Draft government guidance, yet to be published, suggests sensitivity to allegations of inequality in this antediluvian process. At a time when ministers are trying to create the impression that more poor children can be shoehorned into selective schools, they are likely to come down on the side of delay so children can have more time to prepare.

But this is proof, if ever we needed it, that selection is not a test of fixed innate ability – and that such a thing doesn’t exist. If lost learning time makes it harder for pupils from certain backgrounds to pass the test, then more learning time – the norm for wealthy families in the most selective areas – must make it easier.

Related: 'The gap will be bigger than ever': grammar school exams still going ahead

Most scientific opinion agrees that intelligence, potential, ability – whatever you want to call it – is a mixture of environment and heritability. The results of any test or exam are subject to conditions on the day and the degree of preparation. At the height of the selective era hundreds of thousands of children were estimated to have fallen on the wrong side of the ability line. The 11-plus is as much about luck and how much private tuition your parents can afford, as about innate potential.

So, what happens next? These must be anxious times for proponents of selection, now in a tangle of conflicting claims that innate ability requires time to prepare.

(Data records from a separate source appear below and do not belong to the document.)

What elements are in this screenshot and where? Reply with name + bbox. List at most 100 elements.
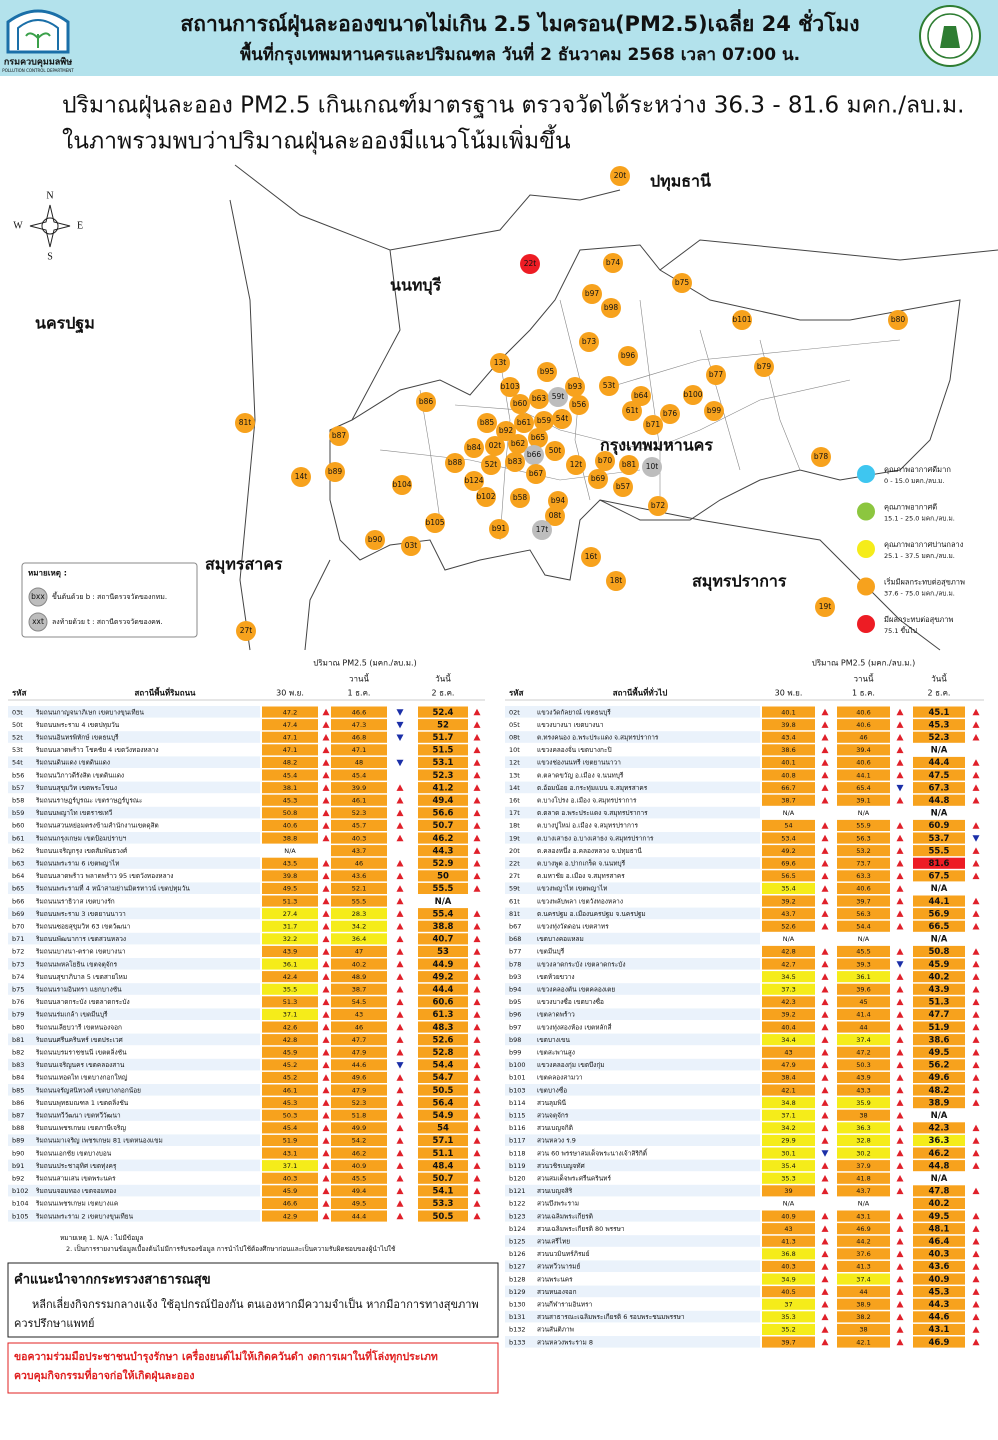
station-code: b104 bbox=[12, 1200, 29, 1208]
value-label: 54 bbox=[437, 1124, 449, 1134]
trend-arrow bbox=[896, 897, 904, 905]
trend-arrow bbox=[322, 948, 330, 955]
value-label: 43.7 bbox=[781, 910, 795, 918]
value-label: 55.4 bbox=[433, 909, 454, 919]
value-cell bbox=[837, 1147, 890, 1159]
trend-arrow bbox=[972, 872, 980, 880]
station-name: แขวงบางนา เขตบางนา bbox=[537, 721, 604, 729]
trend-arrow bbox=[473, 1049, 481, 1056]
value-label: 67.5 bbox=[929, 872, 950, 882]
value-label: 36.3 bbox=[856, 1124, 870, 1132]
value-cell bbox=[331, 1122, 387, 1134]
trend-arrow bbox=[322, 1124, 330, 1132]
trend-arrow bbox=[896, 986, 904, 993]
trend-arrow bbox=[821, 721, 829, 728]
value-cell bbox=[762, 1311, 815, 1323]
trend-arrow bbox=[821, 746, 829, 754]
note-text: ขึ้นต้นด้วย b : สถานีตรวจวัดของกทม. bbox=[52, 590, 167, 601]
trend-arrow bbox=[821, 1175, 829, 1182]
station-code: b123 bbox=[509, 1212, 526, 1220]
value-cell bbox=[262, 983, 318, 995]
trend-arrow bbox=[473, 860, 481, 867]
trend-arrow bbox=[821, 1074, 829, 1081]
trend-arrow bbox=[896, 847, 904, 854]
row-background bbox=[8, 869, 260, 882]
station-name: ริมถนนพหลโยธิน เขตจตุจักร bbox=[35, 960, 117, 968]
value-label: 54.1 bbox=[433, 1187, 454, 1197]
station-name: ริมถนนมาเจริญ เพชรเกษม 81 เขตหนองแขม bbox=[35, 1137, 162, 1145]
value-label: 55.9 bbox=[856, 822, 870, 830]
trend-arrow bbox=[821, 1112, 829, 1119]
station-code: b94 bbox=[509, 986, 521, 994]
trend-arrow bbox=[322, 885, 330, 892]
trend-arrow bbox=[972, 1238, 980, 1245]
value-cell bbox=[762, 920, 815, 932]
trend-arrow bbox=[396, 834, 404, 842]
station-code: b114 bbox=[509, 1099, 526, 1107]
value-cell bbox=[837, 1298, 890, 1310]
value-label: 43.5 bbox=[283, 860, 297, 868]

But worse may be to come. What happens in the autumn if there are more lockdowns, and what about children and families who are ill or have to shield? It is the poorer families and those from BAME backgrounds who have been hardest hit by Covid-19. Will they be taking their entrance exams at home (clearly not thought a viable option for GCSEs and A-levels)? Who will decide which child is eligible for a grammar school place without the veneer of the test?

By then the secondary transfer process will be steaming ahead and an alternative way of allocating places without making it even more unfair will have to be found. The lawyers will have a field day.

There is a simple solution. The grammar schools could admit a comprehensive intake like everyone else. The sky wouldn’t fall in and there could be advantages. Some families might be pleasantly surprised by their local non-selective schools. The rest of us could see how apparently superior grammar school teaching coped with more diverse intakes.

A fudge will probably be found. Grammar schools have always played by a different set of rules. They get a golden ticket in league tables and Ofsted inspections by virtue of their intakes. In normal years parents get to know if their children have passed the test before they make other secondary applications, so they don’t waste a preference. The metrics used to judge others – narrowing gaps for example – are largely irrelevant to them.

But Covid-19 may be about to expose the myth behind selection in a way that generations of anti-selection campaigners, including myself, have failed to do. Human potential is not fixed and quantifiable on random day in September. It is something that can be nurtured and can grow. Thousands of comprehensive schools in England are experts in the business of helping all young people achieve, regardless of their backgrounds. Let’s give grammar schools the chance to try.